THE LOVERS (Movie Review)

Lovers
** out of ****
Rated R
(for strong language and sexuality)
Released:  May 5, 2017 limited; May 26 expands
Runtime: 94 minutes
Director: Azazel Jacobs
Starring: Debra Winger, Tracey Letts, Melora Walters, Aidan Gillen, Tyler Ross, Jessica Sula

It’s a shame when a filmmaker gets a great idea for a movie involving things he apparently knows nothing about.

The Lovers is a story of a middle-aged husband and wife that, unbeknownst to each other, are both having extra-marital affairs. But just as they are about to drop the bomb on the other that they’re leaving and want a divorce…they start to fall in love again.

It’s the kind of premise you wish Woody Allen or Nora Ephron would’ve explored in their heydays, but instead we’re left with a take from Azazel Jacobs, a director with a few obscure indies and some TV episodes to his name.

His limited skill as a filmmaker is problematic enough; this is a blandly shot piece of dull-looking naturalism. But the bigger issue here is that Jacobs has neither the life experience to pull from nor an intuitive understanding of humanity (or marriage) to tell this story with any insight, real humor, or credibility.

The final result is rarely convincing, let alone perceptive or moving, thus wasting two perfectly cast leads (one of which is a Pulitzer Prize winning playwright) who probably could’ve come up with something much more truthful and resonant if they’d been allowed to improvise the whole thing.

Thinly written in every regard, The Lovers is padded with busywork scenes that get the plot from A to Z but reveal nothing surprising, specific, or complex about its central characters, Michael and Mary, beyond their obvious surface anxieties.

Seen too rarely on the big screen, Debra Winger’s wry talents are horrendously underused, and Tracy Letts (the Tony-winning writer of August, Osage County, the darkly comic epic of family dysfunction) is given nothing to work with in a role he could knock out of the park.

Everything unfolds rather mechanically, going back and forth between Michael and Mary’s awkward life at home and their affairs outside of it. We never really see true connection, only engineered conflict, as both affairs speed toward a “now or never” decision.

There’s a good deal of pat arguing and angst, but none of it rises above anything distinguishable from quickly-rushed TV melodramas. It’s forced, never organic or specifically motivated, and the dialogue isn’t particularly clever either. Nothing rings true, only contrived, including the out-of-nowhere moment that Michael and Mary become passionate again.

Letts and Winger actually mask these inadequacies longer than should be possible. Perhaps as someone desperate for mature, grown-up fare I was slower to the bleak reality of this flat drama than I might otherwise have been, but I won’t steal any credit from Winger and Letts for working miracles either. Suffice it to say, these two make up for a lot, particularly Letts whose ability to be passionately present, with instinctive spontaneity, rivals that of Meryl Streep.

Jacobs’ other big assist comes from composer Mandy Hoffman.
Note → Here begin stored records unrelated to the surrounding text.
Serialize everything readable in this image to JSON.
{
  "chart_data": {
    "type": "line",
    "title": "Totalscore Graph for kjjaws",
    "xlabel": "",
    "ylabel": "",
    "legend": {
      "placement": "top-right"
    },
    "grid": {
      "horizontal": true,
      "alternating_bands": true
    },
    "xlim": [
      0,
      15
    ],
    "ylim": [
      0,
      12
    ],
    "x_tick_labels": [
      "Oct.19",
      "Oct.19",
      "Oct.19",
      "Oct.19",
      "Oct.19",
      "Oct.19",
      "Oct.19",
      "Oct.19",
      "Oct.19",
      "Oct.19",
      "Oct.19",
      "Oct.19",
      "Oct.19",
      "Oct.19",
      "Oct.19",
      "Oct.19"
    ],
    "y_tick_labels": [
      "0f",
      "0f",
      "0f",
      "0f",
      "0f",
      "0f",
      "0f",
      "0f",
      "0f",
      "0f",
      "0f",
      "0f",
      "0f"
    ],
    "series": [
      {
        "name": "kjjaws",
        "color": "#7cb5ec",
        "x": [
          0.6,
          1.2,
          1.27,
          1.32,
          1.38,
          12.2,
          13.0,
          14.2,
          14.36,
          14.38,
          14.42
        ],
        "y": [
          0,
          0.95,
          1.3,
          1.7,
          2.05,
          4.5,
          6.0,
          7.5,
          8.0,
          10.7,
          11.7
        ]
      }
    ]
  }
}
Her throwback score feels suited for New York set rom-coms, layered with even more melancholy. Hoffman’s work deserves better material to underscore. She, along with Winger and Letts, provides a sophistication that Jacobs’ efforts completely lack.

The third act really goes south with the entrance of the couple’s son, when he visits from college with his new girlfriend. An obnoxiously resentful stereotype, he exists simply to vent anger and bitterness at his parents, turning this labored exercise from frustrating to actively annoying. The entire script feels like a first draft that a better director would not have settled for, and likely overhauled.

The real kicker: as happy endings go, this one’s pretty messed up. Swap out the “v” in the title for an “s”, and that unfortunately describes every audience who ends up sitting through The Lovers.

2 thoughts on “THE LOVERS (Movie Review)

  1. Ed Wallace, local car critic for the Fort Worth Star-Telegram newspaper, tells it like it is when he reviews a new car each week. We were looking for a new car last year and my wife and I thought Mr. Wallace was being a bit too harsh on a couple of cars we were interested in test driving. Sure enough, when we checked out the cars he described in a negative way they were not good cars. I was reminded of this fact when I read Mr. Huston’s review of “The Lovers.” Telling the truth about anything can sometimes mean you cannot hold back the punches. It may seem to some people that this review went for a quick knockout and you would be right. If an opponent is not prepared for the fight they can quickly find themselves on the mat hearing the ten count. This director, like a boxing manager, did not have his movie ready to be released into the competitive ring of the weekend multiplex. Kudos once again for Mr. Jeff Huston.